Old quest
You might say my Linux quest failed miserably. I got defeated in the land of unexplained instructions and fairyland errors that had no right to exist.
But, you would be wrong. Using Linux as a platform for a website never was a real goal. It was a means to an end. And means can change while the end stays the same. In my case the end was learning. Mixed with a bit of nostalgia from times when running a site on Linux could have been an end, but would have been a means as well. (That is, a means towards cutting costs except that probably it would have meant incurring quite a steep learning bill far exceeding the price of the license fee saved.)
As learning was the end and getting an ASP.NET5 site running on a Linux shared hosting account was just the means, the quest was a success. I learned a ton.
Apart from the solutions to the problems encountered, which are always nice little conquests, I learned, perhaps again, that I am not cut out to work with Linux or any other OS or application from the land of unexplained instructions. At least, not just to satisfy my curiosity. I like a challenge and I’d happily have continued the quest if I had really needed to do something with Linux. Right now, I’d rather delve into ASP.NET 5 itself than wrestle with the ring in which it is running.
Don’t get me wrong. I like getting out of my comfort zone. That’s a huge part of my “Learner” make up. The point is that I have plenty of more pleasurable ways to get out of my comfort zone.
Sooooo… back to safety (ha!). Back to Windows and learning ASP.NET 5 and MVC 6 in their native wrestling ring.
New quest
ASP.NET 5 and MVC 6 being the subject to learn, it stands to reason that we will be building a web application and who knows, one with its own WebAPI to boot.
First steps:
- Get the ASP.NET 5 samples running on an Azure Windows VM
- Get the bare bones web site created for the Linux quest running on that as well
- Set up the infrastructure for easy deployment of new versions.
After that, it’s a free for all. Any feature is fair game. That said, I do intend to follow a specific structure. Given a feature to build:
- Is shopping the shelf an option, or perhaps even a “must”?
- What software design alternatives do we have and why choose one over the other?
- What contraints do the design of ASP.NET 5 and MVC 6 put on our design?
- Then “just do it”
So, what features is the quest’s application going to have? What is it going to be about? What is it going to need? Both in terms of “core application functionality” and in terms of “basics you just gotta have”?
What are the questions and challenges people face when they are starting out building a web application?
Couple of things come to mind immediately:
- Signing in. What’s the use of a web application if you can’t distinguish amongst your users?
- Billing. I don’t know about you, but personally I’d like to create something that maybe one day I can apply to build me something I can live off. So, yes, billing.
- Notifications. People don’t like having to log in just to see nothing happened while they were away. So let’s be kind and tell them when something interesting (to them!) happened on the site.
- Direct messaging.

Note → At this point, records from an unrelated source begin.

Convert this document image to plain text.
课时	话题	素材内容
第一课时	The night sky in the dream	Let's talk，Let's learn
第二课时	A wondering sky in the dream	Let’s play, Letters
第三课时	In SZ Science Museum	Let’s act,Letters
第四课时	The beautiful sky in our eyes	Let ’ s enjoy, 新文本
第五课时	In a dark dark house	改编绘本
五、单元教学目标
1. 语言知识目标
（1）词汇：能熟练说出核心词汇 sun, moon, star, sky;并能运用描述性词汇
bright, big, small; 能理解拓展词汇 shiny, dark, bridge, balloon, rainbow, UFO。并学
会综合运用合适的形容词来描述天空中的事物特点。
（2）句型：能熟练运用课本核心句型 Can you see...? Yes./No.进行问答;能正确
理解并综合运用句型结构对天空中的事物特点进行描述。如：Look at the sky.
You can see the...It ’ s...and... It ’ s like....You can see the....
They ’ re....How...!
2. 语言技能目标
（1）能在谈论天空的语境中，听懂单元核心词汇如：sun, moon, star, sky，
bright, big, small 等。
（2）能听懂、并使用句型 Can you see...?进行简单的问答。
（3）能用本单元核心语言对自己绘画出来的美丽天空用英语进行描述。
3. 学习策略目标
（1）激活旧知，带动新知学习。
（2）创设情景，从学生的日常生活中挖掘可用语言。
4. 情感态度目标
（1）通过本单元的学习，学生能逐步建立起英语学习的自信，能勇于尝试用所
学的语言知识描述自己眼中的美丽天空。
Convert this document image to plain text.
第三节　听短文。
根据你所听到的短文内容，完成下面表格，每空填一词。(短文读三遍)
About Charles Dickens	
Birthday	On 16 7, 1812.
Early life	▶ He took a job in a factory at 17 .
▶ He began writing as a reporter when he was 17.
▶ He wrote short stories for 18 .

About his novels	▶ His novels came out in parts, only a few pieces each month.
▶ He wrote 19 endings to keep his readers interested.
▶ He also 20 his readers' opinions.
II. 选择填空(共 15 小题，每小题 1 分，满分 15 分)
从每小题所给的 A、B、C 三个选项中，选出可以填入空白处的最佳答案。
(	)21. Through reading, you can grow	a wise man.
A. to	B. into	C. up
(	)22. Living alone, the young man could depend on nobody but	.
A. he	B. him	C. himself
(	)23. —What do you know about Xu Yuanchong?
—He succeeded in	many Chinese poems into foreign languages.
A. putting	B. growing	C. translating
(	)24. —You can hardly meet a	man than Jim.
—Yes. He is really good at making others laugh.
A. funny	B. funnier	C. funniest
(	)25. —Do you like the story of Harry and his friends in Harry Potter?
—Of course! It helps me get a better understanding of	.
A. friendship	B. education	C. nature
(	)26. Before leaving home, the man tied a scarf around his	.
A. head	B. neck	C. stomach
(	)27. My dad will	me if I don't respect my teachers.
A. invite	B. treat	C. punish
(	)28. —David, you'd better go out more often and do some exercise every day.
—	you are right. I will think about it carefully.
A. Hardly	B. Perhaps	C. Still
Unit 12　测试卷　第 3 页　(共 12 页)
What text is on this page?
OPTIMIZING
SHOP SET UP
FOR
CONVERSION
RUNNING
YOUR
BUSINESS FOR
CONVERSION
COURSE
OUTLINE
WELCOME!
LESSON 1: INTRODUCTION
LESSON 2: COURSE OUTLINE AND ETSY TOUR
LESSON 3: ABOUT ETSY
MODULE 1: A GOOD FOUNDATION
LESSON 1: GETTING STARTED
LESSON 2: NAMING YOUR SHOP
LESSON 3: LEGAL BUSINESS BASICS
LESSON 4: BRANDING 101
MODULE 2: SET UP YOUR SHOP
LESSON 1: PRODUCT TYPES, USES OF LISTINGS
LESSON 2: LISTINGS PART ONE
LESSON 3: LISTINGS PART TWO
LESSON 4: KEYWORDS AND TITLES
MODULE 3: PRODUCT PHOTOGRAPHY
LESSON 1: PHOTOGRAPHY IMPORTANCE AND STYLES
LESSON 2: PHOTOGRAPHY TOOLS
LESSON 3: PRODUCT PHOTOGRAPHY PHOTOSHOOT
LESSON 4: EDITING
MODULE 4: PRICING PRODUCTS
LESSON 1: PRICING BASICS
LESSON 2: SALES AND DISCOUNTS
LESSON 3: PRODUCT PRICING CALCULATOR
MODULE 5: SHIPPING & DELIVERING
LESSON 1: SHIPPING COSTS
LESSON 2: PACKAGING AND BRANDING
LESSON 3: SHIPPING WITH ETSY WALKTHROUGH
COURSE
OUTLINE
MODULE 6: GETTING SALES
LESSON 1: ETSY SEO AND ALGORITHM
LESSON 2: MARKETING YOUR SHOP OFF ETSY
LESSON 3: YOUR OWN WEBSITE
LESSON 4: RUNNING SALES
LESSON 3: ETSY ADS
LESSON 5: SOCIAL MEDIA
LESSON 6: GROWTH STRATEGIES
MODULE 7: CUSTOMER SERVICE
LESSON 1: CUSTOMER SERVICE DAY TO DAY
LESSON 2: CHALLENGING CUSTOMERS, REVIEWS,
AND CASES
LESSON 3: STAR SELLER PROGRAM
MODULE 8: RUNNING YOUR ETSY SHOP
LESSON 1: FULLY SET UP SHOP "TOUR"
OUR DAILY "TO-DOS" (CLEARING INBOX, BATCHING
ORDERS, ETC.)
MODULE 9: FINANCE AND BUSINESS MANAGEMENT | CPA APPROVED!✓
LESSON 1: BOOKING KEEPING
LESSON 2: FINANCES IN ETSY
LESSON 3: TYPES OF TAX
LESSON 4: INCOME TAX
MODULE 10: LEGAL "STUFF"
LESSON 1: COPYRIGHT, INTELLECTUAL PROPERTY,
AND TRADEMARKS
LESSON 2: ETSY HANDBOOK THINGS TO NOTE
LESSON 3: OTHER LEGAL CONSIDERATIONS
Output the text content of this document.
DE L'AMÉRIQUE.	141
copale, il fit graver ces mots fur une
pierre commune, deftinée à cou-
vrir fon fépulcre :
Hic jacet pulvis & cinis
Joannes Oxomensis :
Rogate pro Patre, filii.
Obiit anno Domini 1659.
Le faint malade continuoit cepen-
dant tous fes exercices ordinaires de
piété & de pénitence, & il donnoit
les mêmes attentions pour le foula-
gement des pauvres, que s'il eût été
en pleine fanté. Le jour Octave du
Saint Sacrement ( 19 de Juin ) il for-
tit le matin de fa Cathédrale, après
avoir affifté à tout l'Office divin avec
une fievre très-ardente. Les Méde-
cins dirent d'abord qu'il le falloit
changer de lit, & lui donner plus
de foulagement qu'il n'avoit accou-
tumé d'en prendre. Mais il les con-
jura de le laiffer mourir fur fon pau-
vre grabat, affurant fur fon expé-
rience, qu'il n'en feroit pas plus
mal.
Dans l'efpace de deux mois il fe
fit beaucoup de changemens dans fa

Users can send each other messages through our web application ensuring they can keep their contact details private and still interact with other users.
- Q&A StackOverflow style (but with less pompousness about what fits their Q&A format).
What else would be worth digging into?
What order should we address them?
Would you be interested in contrasting ASP.NET 5 / MVC 6 with previous versions? Or would you rather just forget about those?
__Please let me know in the comments.__ Apart from the first steps of the quest, I am not particularly fussed about priorities, so let me know and I’ll adapt.
One constraint I am going to put on all this, is: don’t code anything that isn’t core functionality of your application.
For example, when you are building a SaaS enabling self-employed people to bill their clients, then billing would be both “core” (your users billing their clients) and “just gotta have” (you billing your users). In the first case you want total control over what it does and how it does it as that is how you distinguish your application from the gazillion other billing applications. In the second case billing is just something “you gotta do”, and what you need to do to get the bills to your users is not part of their user experience. So shopping the shelf and just coding the integration of your application with a third party service probably has a much higher ROI. After all, even though we are of course capable of doing a better job of it ourselves, we can only spent our time once and spending our time on stuff that provides value for our users is much to be preferred.